Workplace Wellness 2

Healthy Office Culture: Workplace Wellness Is Easier Than You Think!

Yoga and meditation are two of many ways your workplace can get fit—physically and mentally—this new year. Photo by CDC/ Amanda Mills acquired from Public Health Image Library

Yoga and meditation are two of many ways your workplace can get fit—physically and mentally—this new year. Photo by CDC/ Amanda Mills acquired from Public Health Image Library

The same health and hygiene rules you learned as a child still apply to grown-ups: wash your hands, cover your mouth when you cough or sneeze, avoid contact with others who are sick. But going beyond wellness basics can net some big health gains for your workplace—and it’s easier than you think.

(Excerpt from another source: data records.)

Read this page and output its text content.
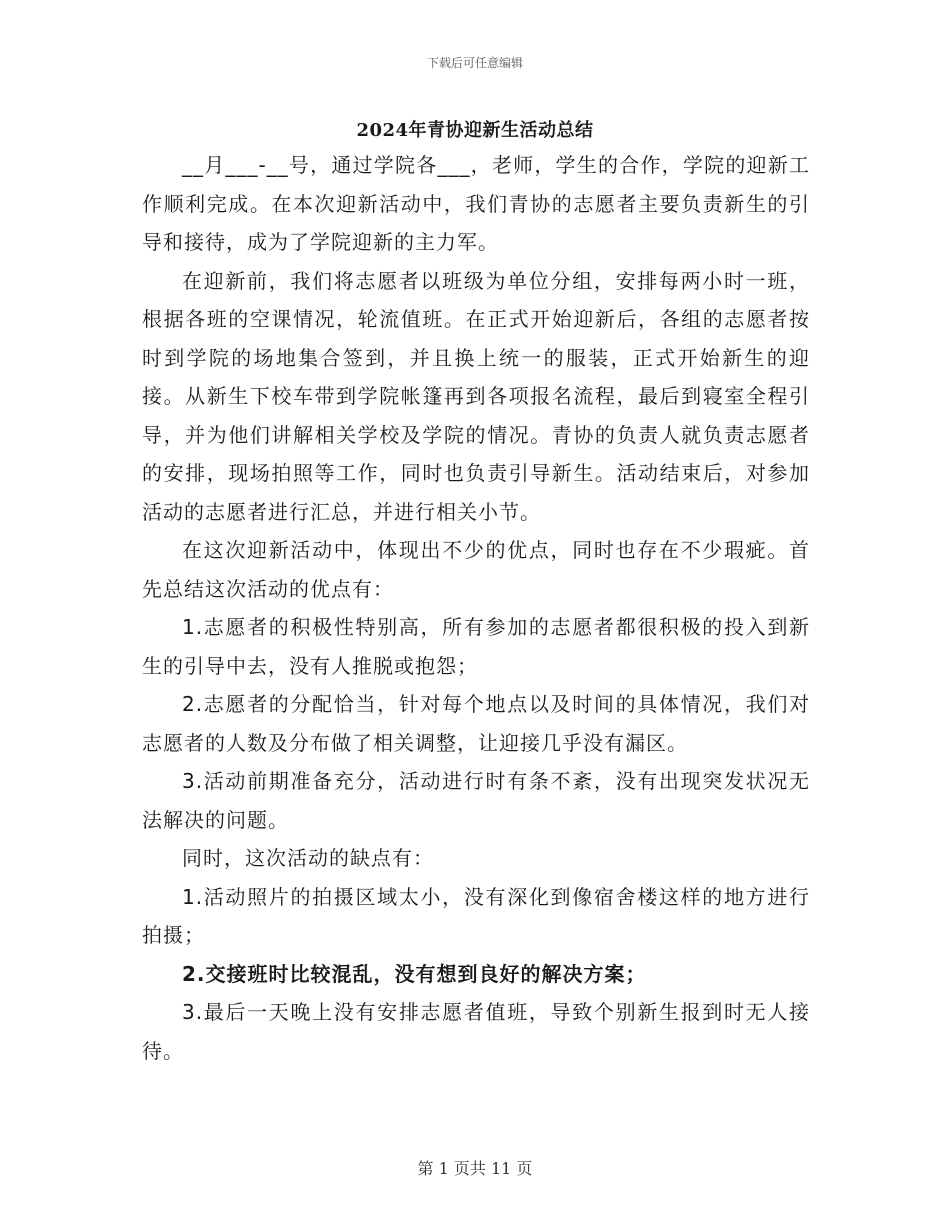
下载后可任意编辑
2024年青协迎新生活动总结

__月___-__号，通过学院各___，老师，学生的合作，学院的迎新工作顺利完成。在本次迎新活动中，我们青协的志愿者主要负责新生的引导和接待，成为了学院迎新的主力军。

在迎新前，我们将志愿者以班级为单位分组，安排每两小时一班，根据各班的空课情况，轮流值班。在正式开始迎新后，各组的志愿者按时到学院的场地集合签到，并且换上统一的服装，正式开始新生的迎接。从新生下校车带到学院帐篷再到各项报名流程，最后到寝室全程引导，并为他们讲解相关学校及学院的情况。青协的负责人就负责志愿者的安排，现场拍照等工作，同时也负责引导新生。活动结束后，对参加活动的志愿者进行汇总，并进行相关小节。

在这次迎新活动中，体现出不少的优点，同时也存在不少瑕疵。首先总结这次活动的优点有：

1.志愿者的积极性特别高，所有参加的志愿者都很积极的投入到新生的引导中去，没有人推脱或抱怨；

2.志愿者的分配恰当，针对每个地点以及时间的具体情况，我们对志愿者的人数及分布做了相关调整，让迎接几乎没有漏区。

3.活动前期准备充分，活动进行时有条不紊，没有出现突发状况无法解决的问题。

同时，这次活动的缺点有：

1.活动照片的拍摄区域太小，没有深化到像宿舍楼这样的地方进行拍摄；

2.交接班时比较混乱，没有想到良好的解决方案；

3.最后一天晚上没有安排志愿者值班，导致个别新生报到时无人接待。

第 1 页共 11 页
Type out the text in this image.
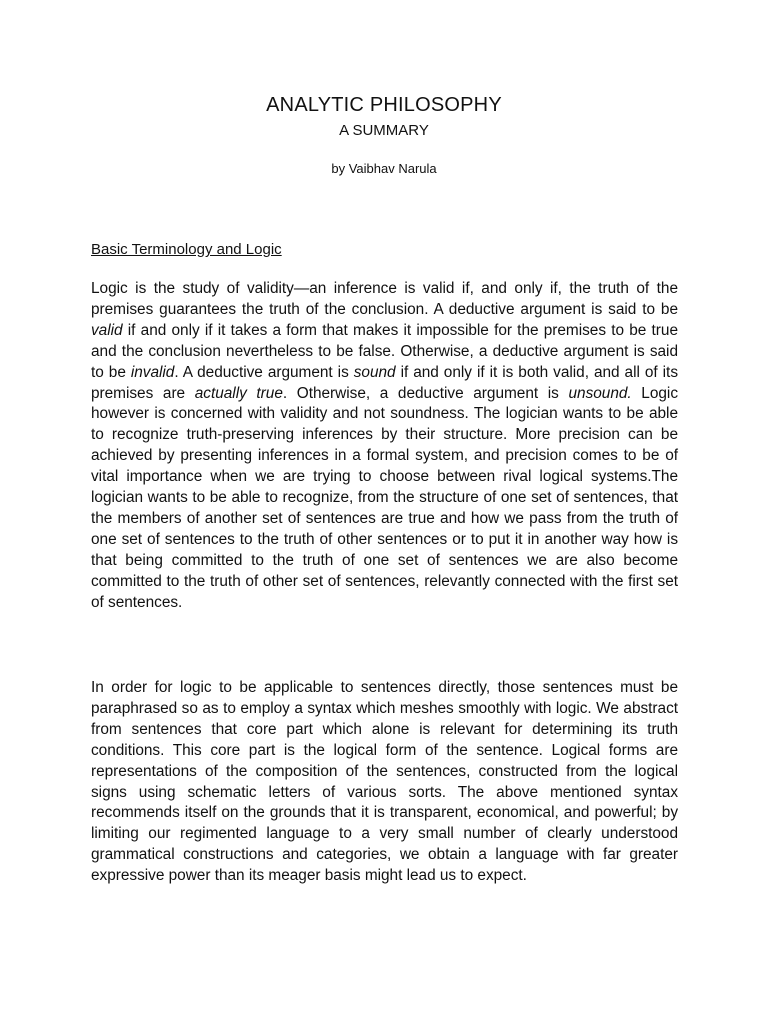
ANALYTIC PHILOSOPHY
A SUMMARY
by Vaibhav Narula
Basic Terminology and Logic

Logic is the study of validity—an inference is valid if, and only if, the truth of the premises guarantees the truth of the conclusion. A deductive argument is said to be valid if and only if it takes a form that makes it impossible for the premises to be true and the conclusion nevertheless to be false. Otherwise, a deductive argument is said to be invalid. A deductive argument is sound if and only if it is both valid, and all of its premises are actually true. Otherwise, a deductive argument is unsound. Logic however is concerned with validity and not soundness. The logician wants to be able to recognize truth-preserving inferences by their structure. More precision can be achieved by presenting inferences in a formal system, and precision comes to be of vital importance when we are trying to choose between rival logical systems.The logician wants to be able to recognize, from the structure of one set of sentences, that the members of another set of sentences are true and how we pass from the truth of one set of sentences to the truth of other sentences or to put it in another way how is that being committed to the truth of one set of sentences we are also become committed to the truth of other set of sentences, relevantly connected with the first set of sentences.

In order for logic to be applicable to sentences directly, those sentences must be paraphrased so as to employ a syntax which meshes smoothly with logic. We abstract from sentences that core part which alone is relevant for determining its truth conditions. This core part is the logical form of the sentence. Logical forms are representations of the composition of the sentences, constructed from the logical signs using schematic letters of various sorts. The above mentioned syntax recommends itself on the grounds that it is transparent, economical, and powerful; by limiting our regimented language to a very small number of clearly understood grammatical constructions and categories, we obtain a language with far greater expressive power than its meager basis might lead us to expect.
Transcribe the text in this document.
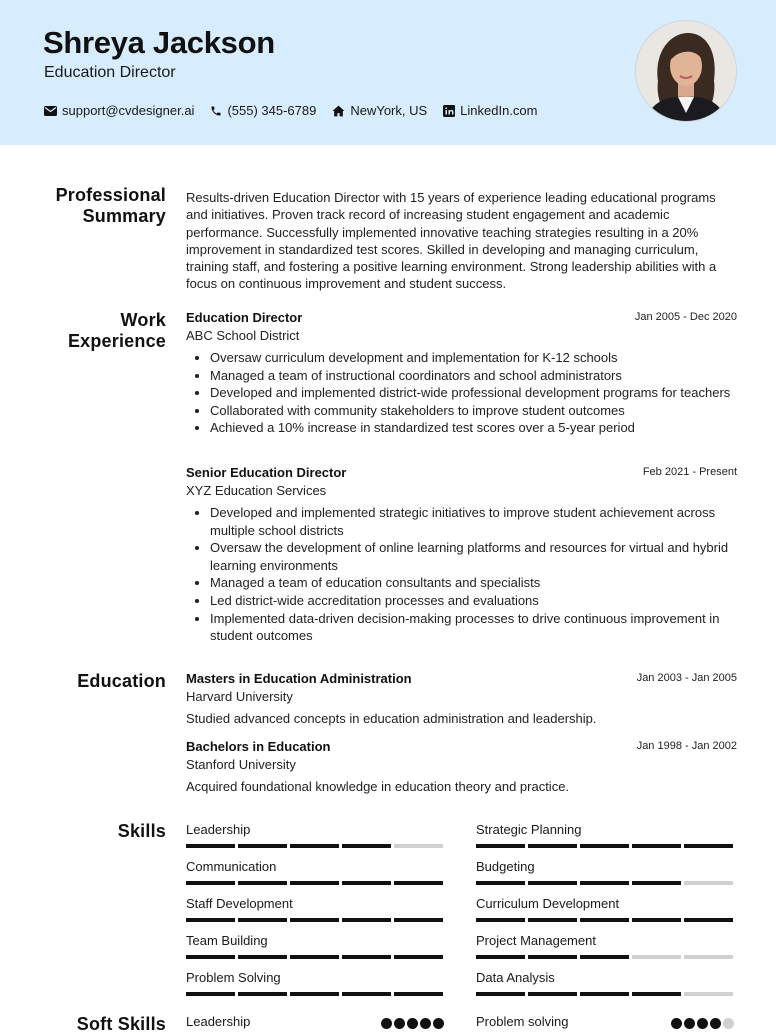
Shreya Jackson
Education Director
support@cvdesigner.ai	(555) 345-6789	NewYork, US	LinkedIn.com
Professional Summary

Results-driven Education Director with 15 years of experience leading educational programs and initiatives. Proven track record of increasing student engagement and academic performance. Successfully implemented innovative teaching strategies resulting in a 20% improvement in standardized test scores. Skilled in developing and managing curriculum, training staff, and fostering a positive learning environment. Strong leadership abilities with a focus on continuous improvement and student success.

Work Experience
Education Director	Jan 2005 - Dec 2020
ABC School District
• Oversaw curriculum development and implementation for K-12 schools
• Managed a team of instructional coordinators and school administrators
• Developed and implemented district-wide professional development programs for teachers
• Collaborated with community stakeholders to improve student outcomes
• Achieved a 10% increase in standardized test scores over a 5-year period
Senior Education Director	Feb 2021 - Present
XYZ Education Services
• Developed and implemented strategic initiatives to improve student achievement across multiple school districts
• Oversaw the development of online learning platforms and resources for virtual and hybrid learning environments
• Managed a team of education consultants and specialists
• Led district-wide accreditation processes and evaluations
• Implemented data-driven decision-making processes to drive continuous improvement in student outcomes
Education Masters in Education Administration	Jan 2003 - Jan 2005
Harvard University
Studied advanced concepts in education administration and leadership.
Bachelors in Education	Jan 1998 - Jan 2002
Stanford University
Acquired foundational knowledge in education theory and practice.
Skills Leadership	Strategic Planning
Communication	Budgeting
Staff Development	Curriculum Development
Team Building	Project Management
Problem Solving	Data Analysis
Soft Skills Leadership	Problem solving
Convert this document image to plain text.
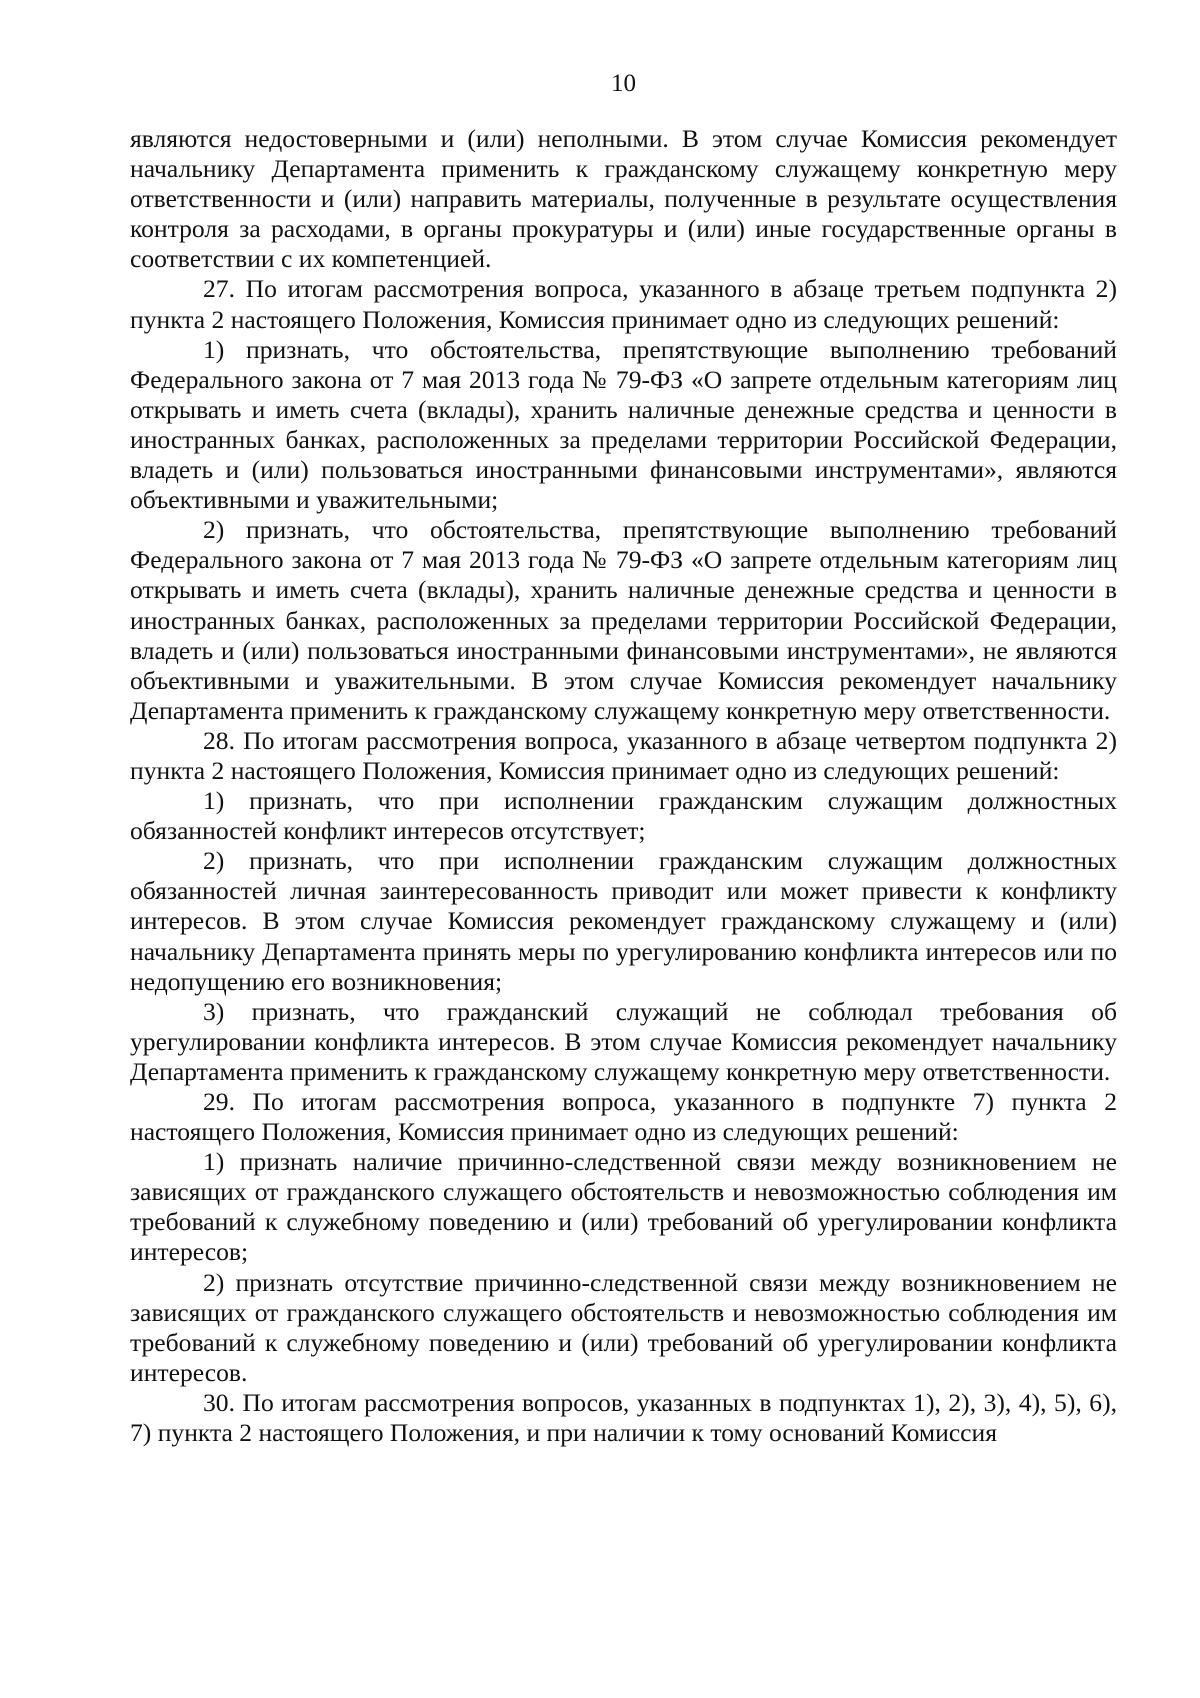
10

являются недостоверными и (или) неполными. В этом случае Комиссия рекомендует начальнику Департамента применить к гражданскому служащему конкретную меру ответственности и (или) направить материалы, полученные в результате осуществления контроля за расходами, в органы прокуратуры и (или) иные государственные органы в соответствии с их компетенцией.

27. По итогам рассмотрения вопроса, указанного в абзаце третьем подпункта 2) пункта 2 настоящего Положения, Комиссия принимает одно из следующих решений:

1) признать, что обстоятельства, препятствующие выполнению требований Федерального закона от 7 мая 2013 года № 79-ФЗ «О запрете отдельным категориям лиц открывать и иметь счета (вклады), хранить наличные денежные средства и ценности в иностранных банках, расположенных за пределами территории Российской Федерации, владеть и (или) пользоваться иностранными финансовыми инструментами», являются объективными и уважительными;

2) признать, что обстоятельства, препятствующие выполнению требований Федерального закона от 7 мая 2013 года № 79-ФЗ «О запрете отдельным категориям лиц открывать и иметь счета (вклады), хранить наличные денежные средства и ценности в иностранных банках, расположенных за пределами территории Российской Федерации, владеть и (или) пользоваться иностранными финансовыми инструментами», не являются объективными и уважительными. В этом случае Комиссия рекомендует начальнику Департамента применить к гражданскому служащему конкретную меру ответственности.

28. По итогам рассмотрения вопроса, указанного в абзаце четвертом подпункта 2) пункта 2 настоящего Положения, Комиссия принимает одно из следующих решений:

1) признать, что при исполнении гражданским служащим должностных обязанностей конфликт интересов отсутствует;

2) признать, что при исполнении гражданским служащим должностных обязанностей личная заинтересованность приводит или может привести к конфликту интересов. В этом случае Комиссия рекомендует гражданскому служащему и (или) начальнику Департамента принять меры по урегулированию конфликта интересов или по недопущению его возникновения;

3) признать, что гражданский служащий не соблюдал требования об урегулировании конфликта интересов. В этом случае Комиссия рекомендует начальнику Департамента применить к гражданскому служащему конкретную меру ответственности.

29. По итогам рассмотрения вопроса, указанного в подпункте 7) пункта 2 настоящего Положения, Комиссия принимает одно из следующих решений:

1) признать наличие причинно-следственной связи между возникновением не зависящих от гражданского служащего обстоятельств и невозможностью соблюдения им требований к служебному поведению и (или) требований об урегулировании конфликта интересов;

2) признать отсутствие причинно-следственной связи между возникновением не зависящих от гражданского служащего обстоятельств и невозможностью соблюдения им требований к служебному поведению и (или) требований об урегулировании конфликта интересов.

30. По итогам рассмотрения вопросов, указанных в подпунктах 1), 2), 3), 4), 5), 6), 7) пункта 2 настоящего Положения, и при наличии к тому оснований Комиссия
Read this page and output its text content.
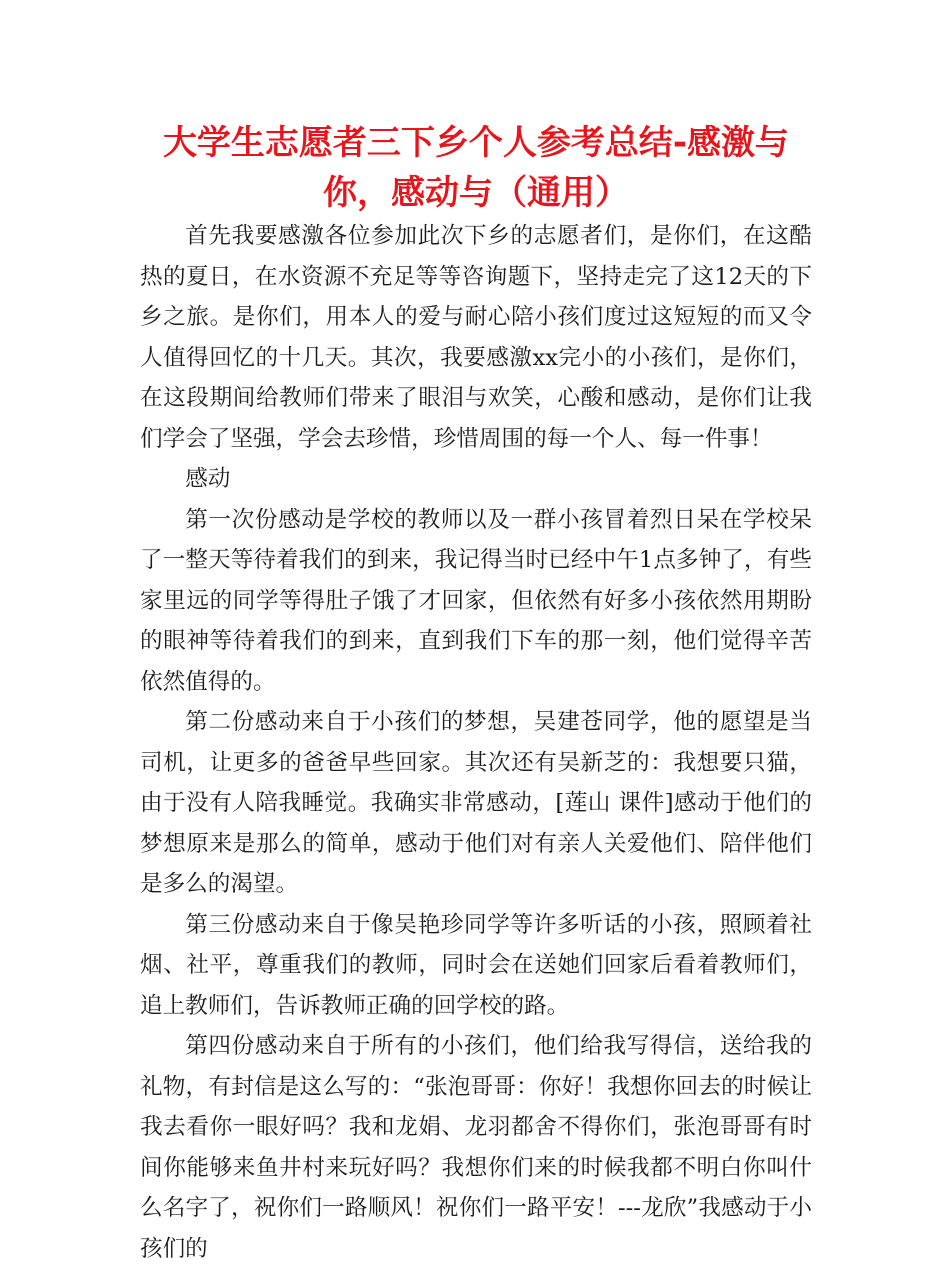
大学生志愿者三下乡个人参考总结-感激与你，感动与（通用）

首先我要感激各位参加此次下乡的志愿者们，是你们，在这酷热的夏日，在水资源不充足等等咨询题下，坚持走完了这12天的下乡之旅。是你们，用本人的爱与耐心陪小孩们度过这短短的而又令人值得回忆的十几天。其次，我要感激xx完小的小孩们，是你们，在这段期间给教师们带来了眼泪与欢笑，心酸和感动，是你们让我们学会了坚强，学会去珍惜，珍惜周围的每一个人、每一件事！

感动

第一次份感动是学校的教师以及一群小孩冒着烈日呆在学校呆了一整天等待着我们的到来，我记得当时已经中午1点多钟了，有些家里远的同学等得肚子饿了才回家，但依然有好多小孩依然用期盼的眼神等待着我们的到来，直到我们下车的那一刻，他们觉得辛苦依然值得的。

第二份感动来自于小孩们的梦想，吴建苍同学，他的愿望是当司机，让更多的爸爸早些回家。其次还有吴新芝的：我想要只猫，由于没有人陪我睡觉。我确实非常感动，[莲山 课件]感动于他们的梦想原来是那么的简单，感动于他们对有亲人关爱他们、陪伴他们是多么的渴望。

第三份感动来自于像吴艳珍同学等许多听话的小孩，照顾着社烟、社平，尊重我们的教师，同时会在送她们回家后看着教师们，追上教师们，告诉教师正确的回学校的路。

第四份感动来自于所有的小孩们，他们给我写得信，送给我的礼物，有封信是这么写的：“张泡哥哥：你好！我想你回去的时候让我去看你一眼好吗？我和龙娟、龙羽都舍不得你们，张泡哥哥有时间你能够来鱼井村来玩好吗？我想你们来的时候我都不明白你叫什么名字了，祝你们一路顺风！祝你们一路平安！---龙欣”我感动于小孩们的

Prevention programs stop health problems before they affect attendance, productivity or morale. Many times, companies will subsidize such programs, knowing that they’ll save on healthcare costs down the road. Here are a few ideas that can help keep your workplace healthy during the new year.

Stress Management

Stress is a big contributor to health problems. Chronic stress can lead to or worsen depression and anxiety, which in turn can take a toll on the heart, increase the likelihood of obesity and diabetes, or cause sleep issues. To combat stress in the workplace, consider the following:

  • Meditation: A 2018 study found a positive correlation between mindfulness and workplace productivity. Meditation practices like walking meditation, which combines physical activity with mindfulness, or mindfulness meditation, which allows participants to focus on the moment rather than looking ahead or behind, can center your coworkers with deep breathing, better concentration, and renewed purpose.
  • Yoga: Yoga takes meditation a step further to combine movement and breath in a series of poses that stretch the body and engage the mind. The dangers of sitting for long periods of time have been well documented in recent medical literature, so yoga is a great way to get out of your chair—and better yet, yoga can lower levels of the stress hormone cortisol in the brain.

Healthy Eating

Under pressure, many people don’t make the best food choices, opting instead for carbohydrate- and sugar-rich convenience foods instead of the whole grains, fruits and vegetables the body needs. Luckily, easy swaps can ensure you eat better on the job.

  • “Candy” jar: It’s far too easy to dip into the candy jar on a long day—but what if that candy jar was replaced with fresh blueberries, almonds or trail mix? Try a healthy twist on easy snacks by keeping healthier food on hand for those midday cravings.
  • Healthy Potlucks: Skip the take-out and try an office potluck once a week in which each co-worker brings in a nutritious dish to share—and the recipe. Everyone walks away well-fed and well-equipped to try a new recipe at home.


Being sedentary in the workplace takes a mental and physical toll that can lead to absenteeism and decreased productivity.  Looking for ways to keep active while on the job is a healthy habit that can pay off.

  • Sit-stand desks, exercise balls and vibrating seats: Flexible seating options that allow employees to sit and stand can decrease the extremes of employees sitting or being on their feet all day. Sitting on an exercise ball instead of a chair can engage back muscles (beware—with no back support, this isn’t a long-term option!), while seat cushions that vibrate hourly remind workers to get up and stretch.
  • Exercise challenge: Pick a new exercise every month—squats, sit-ups, jogging, etc. Create a calendar that allows employees to increase exercise intervals slowly and progressively throughout the month and have a prize drawing for anyone who completes the challenge.

Wellness doesn’t happen overnight, but little changes in office culture can help keep employees fit and focused, both physically and mentally.